1. Left-tailed P-Value: For a chi-squared test, P-values are typically found using the right tail, as the chi-squared distribution is not symmetric. But if you were looking for a left-tailed P-value, you could still find it using a chi-square table or a calculator with degrees of freedom $df = 1$.

2. Right-tailed P-Value: Find the area to the right of the test statistic: $\text{Right-tailed P-Value} = P(\chi^2 \geq 5.8 \text{ with df = 1}).$

3. Two-tailed P-Value: Since the chi-squared distribution is typically used for right-tailed tests, there isn't a conventional two-tailed test for chi-squared.

Would you like me to walk through any particular calculations in more detail?
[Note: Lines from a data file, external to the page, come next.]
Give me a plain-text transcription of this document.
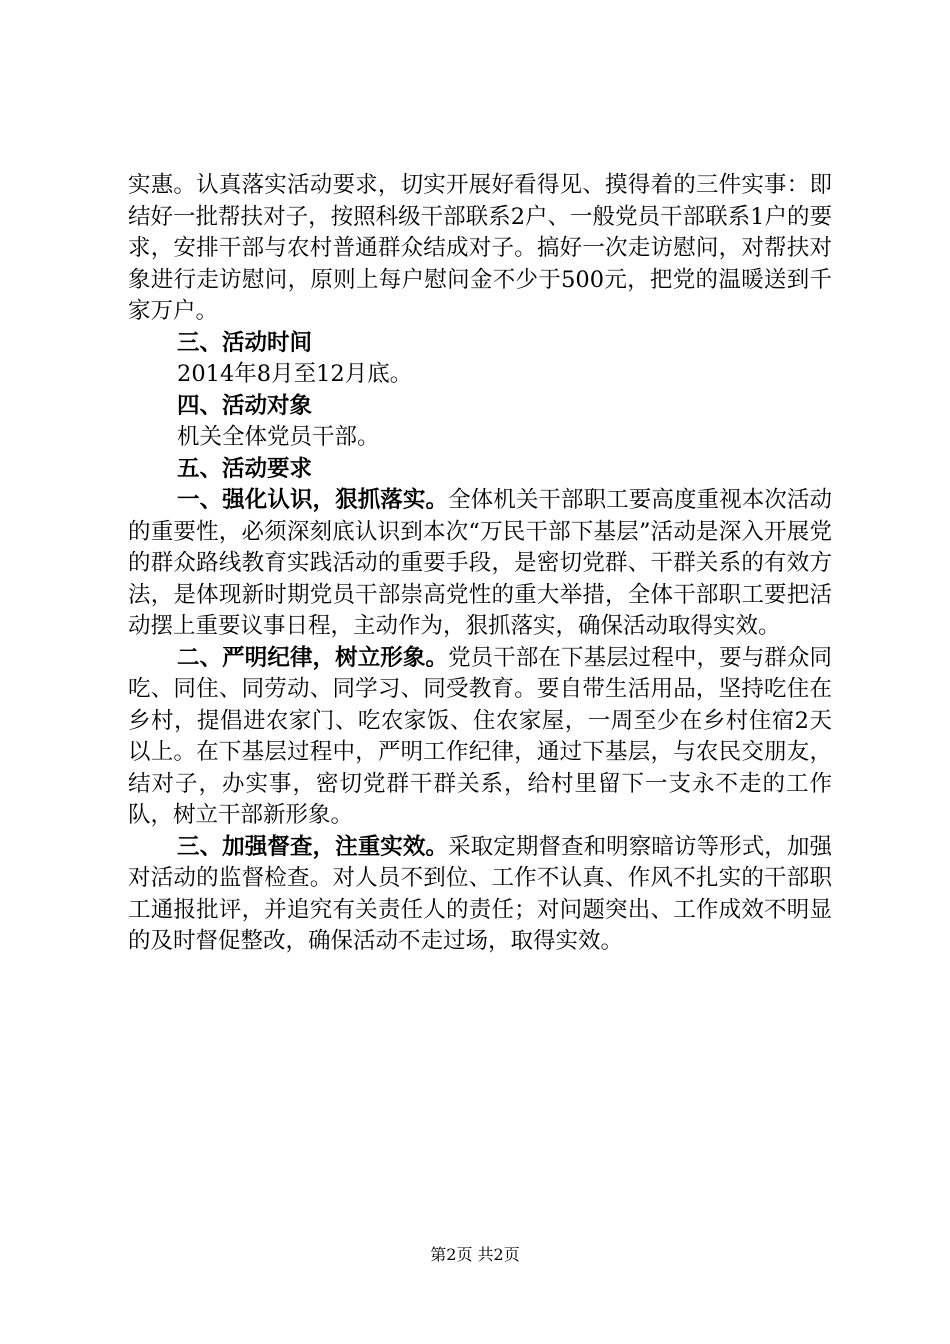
实惠。认真落实活动要求，切实开展好看得见、摸得着的三件实事：即结好一批帮扶对子，按照科级干部联系2户、一般党员干部联系1户的要求，安排干部与农村普通群众结成对子。搞好一次走访慰问，对帮扶对象进行走访慰问，原则上每户慰问金不少于500元，把党的温暖送到千家万户。

三、活动时间

2014年8月至12月底。

四、活动对象

机关全体党员干部。

五、活动要求

一、强化认识，狠抓落实。全体机关干部职工要高度重视本次活动的重要性，必须深刻底认识到本次“万民干部下基层”活动是深入开展党的群众路线教育实践活动的重要手段，是密切党群、干群关系的有效方法，是体现新时期党员干部崇高党性的重大举措，全体干部职工要把活动摆上重要议事日程，主动作为，狠抓落实，确保活动取得实效。

二、严明纪律，树立形象。党员干部在下基层过程中，要与群众同吃、同住、同劳动、同学习、同受教育。要自带生活用品，坚持吃住在乡村，提倡进农家门、吃农家饭、住农家屋，一周至少在乡村住宿2天以上。在下基层过程中，严明工作纪律，通过下基层，与农民交朋友，结对子，办实事，密切党群干群关系，给村里留下一支永不走的工作队，树立干部新形象。

三、加强督查，注重实效。采取定期督查和明察暗访等形式，加强对活动的监督检查。对人员不到位、工作不认真、作风不扎实的干部职工通报批评，并追究有关责任人的责任；对问题突出、工作成效不明显的及时督促整改，确保活动不走过场，取得实效。

第2页 共2页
Here are some related questions you might consider:

1. How can you calculate the degrees of freedom in each of these tests?
2. What is the difference between Z-tests and t-tests in hypothesis testing?
3. When would you use a one-tailed vs. a two-tailed test?
4. What significance level ($\alpha$) are you using for these tests?
5. How does the shape of the chi-square distribution change with degrees of freedom?

Tip: Always check whether your test statistic uses a Z-distribution, t-distribution, or chi-square distribution to ensure you're using the correct table or function.